The basic Far Cry gameplay formula remains unchanged. After a brief introduction, we’re pushed into the open world and must decide for ourselves whether to do story missions, engage in side missions and activities, or just roam around causing havoc and aimlessly exploring. It reminds me of Skyrim in some ways, especially with its more temperate climate and grassy environment, and Far Cry 3 was already pretty much ‘Skyrim with guns’. There are the familiar Towers to climb and Outposts to liberate, but we now also have four Fortresses to mess around in. These are stronger, fortified versions of Outposts that require a co-op partner or a series of crippling blows delivered through campaign missions to soften them up. But this time around, there are even more activities to distract you.

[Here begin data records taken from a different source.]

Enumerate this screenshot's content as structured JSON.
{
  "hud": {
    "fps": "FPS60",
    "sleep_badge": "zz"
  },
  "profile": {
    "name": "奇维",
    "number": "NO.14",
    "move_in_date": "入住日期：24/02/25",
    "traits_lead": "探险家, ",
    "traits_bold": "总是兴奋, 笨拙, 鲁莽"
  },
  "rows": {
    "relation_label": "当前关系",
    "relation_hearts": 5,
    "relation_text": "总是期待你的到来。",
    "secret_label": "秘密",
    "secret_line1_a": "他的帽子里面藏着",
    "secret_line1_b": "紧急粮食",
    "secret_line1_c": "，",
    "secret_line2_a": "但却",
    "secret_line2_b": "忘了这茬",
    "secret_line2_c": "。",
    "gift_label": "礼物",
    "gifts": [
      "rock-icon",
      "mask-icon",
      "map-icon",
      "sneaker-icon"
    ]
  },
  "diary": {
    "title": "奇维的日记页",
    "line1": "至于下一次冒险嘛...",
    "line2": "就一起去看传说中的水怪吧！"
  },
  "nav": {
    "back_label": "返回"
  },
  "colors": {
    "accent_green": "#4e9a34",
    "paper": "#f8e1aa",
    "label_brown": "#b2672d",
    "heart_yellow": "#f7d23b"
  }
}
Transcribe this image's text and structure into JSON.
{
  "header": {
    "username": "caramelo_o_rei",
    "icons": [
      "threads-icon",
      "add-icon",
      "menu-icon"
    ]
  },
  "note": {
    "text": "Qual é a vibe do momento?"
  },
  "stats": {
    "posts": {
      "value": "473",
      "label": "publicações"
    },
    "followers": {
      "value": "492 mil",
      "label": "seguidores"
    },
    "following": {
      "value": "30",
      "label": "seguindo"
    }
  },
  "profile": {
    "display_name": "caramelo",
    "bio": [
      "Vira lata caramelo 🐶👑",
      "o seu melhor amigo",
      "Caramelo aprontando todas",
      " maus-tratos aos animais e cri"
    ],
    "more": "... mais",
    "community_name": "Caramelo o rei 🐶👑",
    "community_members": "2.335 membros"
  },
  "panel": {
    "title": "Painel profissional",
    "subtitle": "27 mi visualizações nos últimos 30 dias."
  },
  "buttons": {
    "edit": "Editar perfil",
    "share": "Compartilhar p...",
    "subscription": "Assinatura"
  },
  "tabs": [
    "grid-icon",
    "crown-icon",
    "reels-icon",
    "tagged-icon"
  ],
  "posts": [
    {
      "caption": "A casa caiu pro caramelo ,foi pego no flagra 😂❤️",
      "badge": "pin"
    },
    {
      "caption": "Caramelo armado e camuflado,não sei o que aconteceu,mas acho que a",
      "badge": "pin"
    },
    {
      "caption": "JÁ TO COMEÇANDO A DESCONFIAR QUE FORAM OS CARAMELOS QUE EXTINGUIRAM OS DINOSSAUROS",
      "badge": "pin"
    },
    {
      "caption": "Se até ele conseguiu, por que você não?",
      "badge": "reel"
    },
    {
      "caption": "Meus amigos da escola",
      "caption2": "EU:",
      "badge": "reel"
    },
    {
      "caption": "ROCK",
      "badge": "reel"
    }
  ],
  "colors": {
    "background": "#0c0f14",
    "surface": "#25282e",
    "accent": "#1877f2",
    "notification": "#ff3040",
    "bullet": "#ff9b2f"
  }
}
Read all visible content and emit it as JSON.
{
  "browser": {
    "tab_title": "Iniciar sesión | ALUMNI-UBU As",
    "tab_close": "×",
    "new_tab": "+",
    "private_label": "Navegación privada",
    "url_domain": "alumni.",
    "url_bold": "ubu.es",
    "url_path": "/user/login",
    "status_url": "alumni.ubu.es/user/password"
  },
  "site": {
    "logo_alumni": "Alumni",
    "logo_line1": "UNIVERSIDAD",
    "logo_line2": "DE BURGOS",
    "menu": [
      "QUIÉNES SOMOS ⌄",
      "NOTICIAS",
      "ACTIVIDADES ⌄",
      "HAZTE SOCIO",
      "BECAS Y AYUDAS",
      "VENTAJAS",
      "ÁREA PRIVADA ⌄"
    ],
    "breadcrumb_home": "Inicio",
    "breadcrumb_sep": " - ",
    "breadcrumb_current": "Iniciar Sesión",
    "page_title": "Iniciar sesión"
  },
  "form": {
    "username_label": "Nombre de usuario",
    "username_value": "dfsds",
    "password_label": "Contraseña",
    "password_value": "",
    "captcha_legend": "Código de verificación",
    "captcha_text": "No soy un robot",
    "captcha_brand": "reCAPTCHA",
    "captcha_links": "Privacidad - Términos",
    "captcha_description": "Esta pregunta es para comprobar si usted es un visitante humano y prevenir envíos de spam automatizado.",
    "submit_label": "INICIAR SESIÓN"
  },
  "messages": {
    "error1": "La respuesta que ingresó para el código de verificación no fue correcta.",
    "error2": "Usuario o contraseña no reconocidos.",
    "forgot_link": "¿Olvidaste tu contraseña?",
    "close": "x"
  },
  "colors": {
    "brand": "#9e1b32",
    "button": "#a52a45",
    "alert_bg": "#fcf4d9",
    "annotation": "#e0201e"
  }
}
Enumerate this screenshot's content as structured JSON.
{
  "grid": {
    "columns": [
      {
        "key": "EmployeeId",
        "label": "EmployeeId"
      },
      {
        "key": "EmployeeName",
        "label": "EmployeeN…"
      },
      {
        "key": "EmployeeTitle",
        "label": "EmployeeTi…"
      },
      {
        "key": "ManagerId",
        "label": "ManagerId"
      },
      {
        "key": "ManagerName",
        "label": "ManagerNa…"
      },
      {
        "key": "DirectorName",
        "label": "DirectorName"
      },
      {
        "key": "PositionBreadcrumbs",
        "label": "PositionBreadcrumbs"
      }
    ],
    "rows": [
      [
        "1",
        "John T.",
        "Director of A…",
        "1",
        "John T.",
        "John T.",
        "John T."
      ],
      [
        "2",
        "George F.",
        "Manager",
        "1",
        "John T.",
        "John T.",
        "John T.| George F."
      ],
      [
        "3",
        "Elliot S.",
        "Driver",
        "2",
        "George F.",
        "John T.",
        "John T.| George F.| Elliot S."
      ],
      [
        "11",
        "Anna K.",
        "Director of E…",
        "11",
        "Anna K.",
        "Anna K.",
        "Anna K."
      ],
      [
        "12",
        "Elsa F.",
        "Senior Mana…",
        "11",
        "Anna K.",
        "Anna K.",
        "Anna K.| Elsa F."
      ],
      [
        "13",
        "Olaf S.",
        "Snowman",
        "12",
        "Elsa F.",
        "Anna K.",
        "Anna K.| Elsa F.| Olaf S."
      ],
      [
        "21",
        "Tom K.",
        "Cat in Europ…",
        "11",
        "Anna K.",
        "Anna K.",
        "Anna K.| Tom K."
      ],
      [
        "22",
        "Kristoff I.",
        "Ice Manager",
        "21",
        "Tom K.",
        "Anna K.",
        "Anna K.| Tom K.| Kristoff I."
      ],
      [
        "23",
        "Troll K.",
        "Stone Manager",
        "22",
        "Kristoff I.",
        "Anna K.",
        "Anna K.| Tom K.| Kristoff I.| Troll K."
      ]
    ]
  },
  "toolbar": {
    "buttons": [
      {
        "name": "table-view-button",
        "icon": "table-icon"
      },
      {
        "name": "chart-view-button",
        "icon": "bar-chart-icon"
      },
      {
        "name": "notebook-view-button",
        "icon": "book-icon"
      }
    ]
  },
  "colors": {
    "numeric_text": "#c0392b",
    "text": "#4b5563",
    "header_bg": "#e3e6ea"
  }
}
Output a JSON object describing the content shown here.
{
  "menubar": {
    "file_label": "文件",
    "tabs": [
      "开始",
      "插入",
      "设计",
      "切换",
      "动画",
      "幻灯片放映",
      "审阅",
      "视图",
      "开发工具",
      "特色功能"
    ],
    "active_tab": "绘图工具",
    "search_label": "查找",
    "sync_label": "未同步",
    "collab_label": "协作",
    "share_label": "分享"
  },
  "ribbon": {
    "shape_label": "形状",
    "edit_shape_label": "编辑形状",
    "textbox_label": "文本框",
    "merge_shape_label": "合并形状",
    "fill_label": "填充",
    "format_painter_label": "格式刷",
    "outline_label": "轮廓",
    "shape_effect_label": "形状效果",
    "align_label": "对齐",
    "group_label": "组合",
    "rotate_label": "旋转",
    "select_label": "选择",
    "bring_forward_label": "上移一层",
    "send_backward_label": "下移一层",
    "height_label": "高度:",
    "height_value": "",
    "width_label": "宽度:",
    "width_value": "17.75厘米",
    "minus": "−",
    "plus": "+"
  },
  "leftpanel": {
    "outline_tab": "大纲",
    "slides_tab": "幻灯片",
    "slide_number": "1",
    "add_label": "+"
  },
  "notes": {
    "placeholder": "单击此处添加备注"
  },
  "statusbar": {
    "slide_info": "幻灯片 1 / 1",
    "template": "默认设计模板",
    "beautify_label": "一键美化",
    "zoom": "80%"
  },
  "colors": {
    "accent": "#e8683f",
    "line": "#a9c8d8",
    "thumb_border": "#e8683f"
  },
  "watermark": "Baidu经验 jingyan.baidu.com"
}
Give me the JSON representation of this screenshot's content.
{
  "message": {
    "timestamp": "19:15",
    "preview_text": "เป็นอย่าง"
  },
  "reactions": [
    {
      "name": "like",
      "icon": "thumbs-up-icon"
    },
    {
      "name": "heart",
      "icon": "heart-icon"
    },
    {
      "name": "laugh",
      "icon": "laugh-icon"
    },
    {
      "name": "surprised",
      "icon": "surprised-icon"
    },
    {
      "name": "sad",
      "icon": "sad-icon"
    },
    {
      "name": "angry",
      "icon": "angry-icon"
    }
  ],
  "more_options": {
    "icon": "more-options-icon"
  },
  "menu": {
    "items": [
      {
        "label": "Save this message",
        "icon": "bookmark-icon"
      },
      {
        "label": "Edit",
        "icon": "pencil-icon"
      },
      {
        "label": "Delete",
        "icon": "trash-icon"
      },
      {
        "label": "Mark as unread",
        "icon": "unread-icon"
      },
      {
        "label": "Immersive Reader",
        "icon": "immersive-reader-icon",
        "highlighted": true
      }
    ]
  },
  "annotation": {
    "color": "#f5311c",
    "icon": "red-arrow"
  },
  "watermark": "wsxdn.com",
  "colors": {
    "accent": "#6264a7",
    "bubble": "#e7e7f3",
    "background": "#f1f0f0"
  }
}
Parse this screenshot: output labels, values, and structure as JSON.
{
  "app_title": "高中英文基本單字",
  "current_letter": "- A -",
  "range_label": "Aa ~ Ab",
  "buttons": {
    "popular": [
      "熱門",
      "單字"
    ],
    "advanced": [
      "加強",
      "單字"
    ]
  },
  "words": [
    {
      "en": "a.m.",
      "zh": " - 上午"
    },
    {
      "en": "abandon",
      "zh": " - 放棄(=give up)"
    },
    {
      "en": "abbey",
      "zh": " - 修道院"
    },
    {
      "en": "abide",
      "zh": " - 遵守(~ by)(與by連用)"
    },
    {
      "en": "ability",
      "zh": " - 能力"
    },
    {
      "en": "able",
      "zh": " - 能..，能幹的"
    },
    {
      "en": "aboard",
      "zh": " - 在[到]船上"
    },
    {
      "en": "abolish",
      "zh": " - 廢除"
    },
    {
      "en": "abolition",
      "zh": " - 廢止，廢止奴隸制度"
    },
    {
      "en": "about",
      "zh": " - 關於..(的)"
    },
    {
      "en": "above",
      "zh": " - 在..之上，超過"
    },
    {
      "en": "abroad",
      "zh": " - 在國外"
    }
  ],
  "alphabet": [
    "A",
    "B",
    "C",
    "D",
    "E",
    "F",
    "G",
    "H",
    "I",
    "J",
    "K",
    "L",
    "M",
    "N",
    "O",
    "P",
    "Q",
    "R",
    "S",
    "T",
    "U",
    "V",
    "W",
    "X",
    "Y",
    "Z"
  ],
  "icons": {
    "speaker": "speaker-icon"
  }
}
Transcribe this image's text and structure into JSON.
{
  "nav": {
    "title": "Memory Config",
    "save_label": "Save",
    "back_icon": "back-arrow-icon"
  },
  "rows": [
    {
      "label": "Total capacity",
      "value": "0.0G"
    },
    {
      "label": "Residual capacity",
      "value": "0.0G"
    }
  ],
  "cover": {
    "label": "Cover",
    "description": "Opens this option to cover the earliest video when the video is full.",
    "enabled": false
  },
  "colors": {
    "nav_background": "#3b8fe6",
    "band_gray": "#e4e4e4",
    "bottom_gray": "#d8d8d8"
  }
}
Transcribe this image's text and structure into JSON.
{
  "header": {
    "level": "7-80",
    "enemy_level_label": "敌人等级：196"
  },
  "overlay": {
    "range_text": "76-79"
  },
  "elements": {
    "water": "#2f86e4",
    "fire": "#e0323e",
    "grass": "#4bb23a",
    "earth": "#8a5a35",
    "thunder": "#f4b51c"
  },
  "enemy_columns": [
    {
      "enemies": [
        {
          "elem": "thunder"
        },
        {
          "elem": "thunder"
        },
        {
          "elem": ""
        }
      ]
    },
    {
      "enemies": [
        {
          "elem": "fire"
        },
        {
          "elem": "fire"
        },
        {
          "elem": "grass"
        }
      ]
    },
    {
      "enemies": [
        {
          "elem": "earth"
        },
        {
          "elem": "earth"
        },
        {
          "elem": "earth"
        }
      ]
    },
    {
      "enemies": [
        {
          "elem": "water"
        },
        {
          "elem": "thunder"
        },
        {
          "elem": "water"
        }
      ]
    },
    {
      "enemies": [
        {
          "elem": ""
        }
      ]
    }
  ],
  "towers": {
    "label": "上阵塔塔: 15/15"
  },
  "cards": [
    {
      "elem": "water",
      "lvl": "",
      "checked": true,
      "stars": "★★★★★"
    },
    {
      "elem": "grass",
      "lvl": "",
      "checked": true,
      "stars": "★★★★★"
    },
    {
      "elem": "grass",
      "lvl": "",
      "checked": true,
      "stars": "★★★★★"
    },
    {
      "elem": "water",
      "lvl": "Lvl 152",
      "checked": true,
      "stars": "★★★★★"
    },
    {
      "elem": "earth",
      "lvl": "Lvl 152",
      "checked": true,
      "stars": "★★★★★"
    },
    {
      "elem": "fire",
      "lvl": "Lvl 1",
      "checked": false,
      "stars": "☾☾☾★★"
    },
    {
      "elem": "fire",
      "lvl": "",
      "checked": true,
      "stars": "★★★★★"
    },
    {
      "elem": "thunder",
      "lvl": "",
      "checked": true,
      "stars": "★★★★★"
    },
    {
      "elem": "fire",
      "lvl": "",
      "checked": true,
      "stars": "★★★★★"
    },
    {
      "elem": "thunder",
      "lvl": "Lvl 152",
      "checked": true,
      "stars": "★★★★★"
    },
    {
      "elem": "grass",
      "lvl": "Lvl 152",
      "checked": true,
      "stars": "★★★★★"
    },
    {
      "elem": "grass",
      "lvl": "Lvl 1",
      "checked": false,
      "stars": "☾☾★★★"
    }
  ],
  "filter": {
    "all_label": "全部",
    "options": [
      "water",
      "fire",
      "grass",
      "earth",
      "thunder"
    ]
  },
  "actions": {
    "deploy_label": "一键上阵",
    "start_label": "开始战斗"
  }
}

From hunting (which allows for gear upgrades), to assassinations, hostage rescues, cargo hijacking, bomb-defusing, racing and many more. Helpfully, everything is tracked on the super-useful Progress Screen, so you can more easily appease your inner compulsive-perfectionist. It’s also handy because acquiring certain skills requires not only skill points and campaign progress, but also the completion of certain activities. For example, the Improvised Surgery skill requires that you complete an Armoured Escort activity before it becomes available. As in this case, the relationship between the skill and the prerequisite sometimes doesn’t make much sense, but it does give you an additional feeling of accomplishment and helps encourage you to keep nailing the extra-curricular stuff.
Speaking of which, the main campaign feels less insane than the crazy ride we had with Vaas and Citra last time out. Far Cry 4’s protagonist is quite clearly aligned with the Golden Path rebels in liberating Kyrat from the oppressive Pagan Ming. Interestingly, your new friends have two leaders: the traditionalist Sabal, and the more progressive Amita, who wants to rebuild Kyrat as a modern country after the revolution. From time to time, you’re asked to pick one these two ideals to follow, and this leads to different missions being offered. Still, despite its new-found clarity, Far Cry 4’s characters and story seem less wildly impressive than the previous game’s. In its defence, story is never really the main selling point of open-world games anyway, so let’s just say that the main missions are well varied, and do provide a nice break when you’re tired of traipsing around finding things to do yourself.